Russia and Ukraine have been holding peace talks since the war began in 2022, but with no concrete outcome.
Russia and Ukraine have been holding peace talks since the war began in 2022, but with no concrete outcome.
Ukraine’s President Volodymyr Zelenskyy has written an open letter to Russia’s President Vladimir Putin and proposed a meeting to discuss ending Moscow’s four-year war on Kyiv.
The letter, which was published in full on the Ukrainian president’s website on Thursday and sent via diplomatic channels to Russia as well as countries including the United States, comes as Russia’s war on Ukraine continues to rage into its fifth year.
On Thursday, at least 12 people were killed and dozens injured in Russian attacks across Ukraine, according to Ukrainian authorities. Zelenskyy also commemorated at least 707 children killed by Russian attacks during the two countries’ more than four-year-long war.
Meanwhile, in Russian-occupied Ukraine, at least four people were killed in Ukrainian drone attacks on Thursday. Ukraine also struck an oil complex and naval base in St Petersburg, Russia, on Wednesday.
Russia and Ukraine have been holding indirect peace talks since the war began in February 2022, but with little or no concrete outcomes. US President Donald Trump has also met both Putin and Zelenskyy, seeking to bring them to the negotiating table to discuss ending the war, but so far, his efforts have not borne fruit.

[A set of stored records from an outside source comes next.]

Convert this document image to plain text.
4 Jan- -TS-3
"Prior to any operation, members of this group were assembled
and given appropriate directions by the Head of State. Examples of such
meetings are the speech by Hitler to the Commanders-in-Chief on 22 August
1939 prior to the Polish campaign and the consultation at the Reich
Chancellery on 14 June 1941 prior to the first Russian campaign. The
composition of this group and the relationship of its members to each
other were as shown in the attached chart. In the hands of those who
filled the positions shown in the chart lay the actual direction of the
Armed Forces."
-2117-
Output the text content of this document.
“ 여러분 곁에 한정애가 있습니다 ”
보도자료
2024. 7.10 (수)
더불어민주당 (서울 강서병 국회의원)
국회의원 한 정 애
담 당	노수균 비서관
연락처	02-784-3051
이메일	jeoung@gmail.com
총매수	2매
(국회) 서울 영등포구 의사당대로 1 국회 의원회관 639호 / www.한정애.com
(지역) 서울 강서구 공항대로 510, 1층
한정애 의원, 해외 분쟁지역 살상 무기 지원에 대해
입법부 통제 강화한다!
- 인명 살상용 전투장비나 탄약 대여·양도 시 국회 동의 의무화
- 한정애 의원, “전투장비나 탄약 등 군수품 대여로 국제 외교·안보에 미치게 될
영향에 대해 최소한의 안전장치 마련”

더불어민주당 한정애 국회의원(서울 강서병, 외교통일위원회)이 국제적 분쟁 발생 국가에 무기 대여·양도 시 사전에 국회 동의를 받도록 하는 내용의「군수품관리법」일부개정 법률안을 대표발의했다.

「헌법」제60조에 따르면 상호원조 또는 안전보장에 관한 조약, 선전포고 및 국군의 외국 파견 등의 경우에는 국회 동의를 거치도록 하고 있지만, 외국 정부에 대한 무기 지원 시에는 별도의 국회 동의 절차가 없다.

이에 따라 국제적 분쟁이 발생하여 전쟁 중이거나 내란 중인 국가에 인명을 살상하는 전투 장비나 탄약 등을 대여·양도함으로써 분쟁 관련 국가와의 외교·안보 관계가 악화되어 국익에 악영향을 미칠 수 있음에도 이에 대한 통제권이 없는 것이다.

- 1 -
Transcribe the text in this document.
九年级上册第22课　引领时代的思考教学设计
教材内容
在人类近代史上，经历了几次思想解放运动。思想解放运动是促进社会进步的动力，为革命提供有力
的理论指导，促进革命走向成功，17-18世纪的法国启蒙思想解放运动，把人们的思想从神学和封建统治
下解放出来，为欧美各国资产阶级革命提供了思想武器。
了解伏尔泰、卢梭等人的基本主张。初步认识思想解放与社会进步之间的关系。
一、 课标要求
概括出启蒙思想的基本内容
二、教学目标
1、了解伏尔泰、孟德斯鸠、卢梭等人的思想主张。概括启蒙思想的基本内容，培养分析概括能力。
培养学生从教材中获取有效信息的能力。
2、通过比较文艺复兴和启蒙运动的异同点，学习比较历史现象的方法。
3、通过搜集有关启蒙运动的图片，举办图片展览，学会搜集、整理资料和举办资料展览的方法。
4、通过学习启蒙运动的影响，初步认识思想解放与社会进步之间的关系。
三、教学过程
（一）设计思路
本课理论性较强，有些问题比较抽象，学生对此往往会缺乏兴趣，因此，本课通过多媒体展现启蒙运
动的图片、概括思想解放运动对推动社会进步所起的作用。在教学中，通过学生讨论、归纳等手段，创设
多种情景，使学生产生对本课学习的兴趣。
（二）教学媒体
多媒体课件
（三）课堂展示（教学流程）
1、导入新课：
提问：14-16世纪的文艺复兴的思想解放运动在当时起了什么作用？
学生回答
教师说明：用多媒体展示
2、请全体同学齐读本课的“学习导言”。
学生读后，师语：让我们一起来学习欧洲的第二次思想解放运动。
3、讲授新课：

Will Zelenskyy’s open letter to Putin open a new path to a ceasefire?
In his letter, Zelenskyy told Putin that he has spent nearly half of his 26 years in power in Russia “waging war against Ukraine” and said Russians are now growing increasingly tired of Ukrainian missiles and drone attacks, inflation and fuel shortages.
“We can all see that Russians are finally becoming less comfortable with this reality – with the fact that the war is bringing more and more negative consequences to Russia,” he wrote.
He also told Putin that a prolonged war could threaten the Russian president’s personal position. “It is a fact of Russian history that you know well: When Russia grows tired, change comes,” he said.
“After 26 years in power, age is beginning to take its toll. And with time, the fatigue with you will only grow,” he added.
Zelenskyy also wrote that while he and the Ukrainian people are less concerned about the loss of Russian lives on the battlefield, every loss of a Ukrainian counts. “Even when the ratio of Ukrainian losses to Russian losses is one to five or one to six, it still matters greatly.
“We in Ukraine do not want a permanent war. We know very well that life without war is infinitely better. And we want to achieve that,” he said.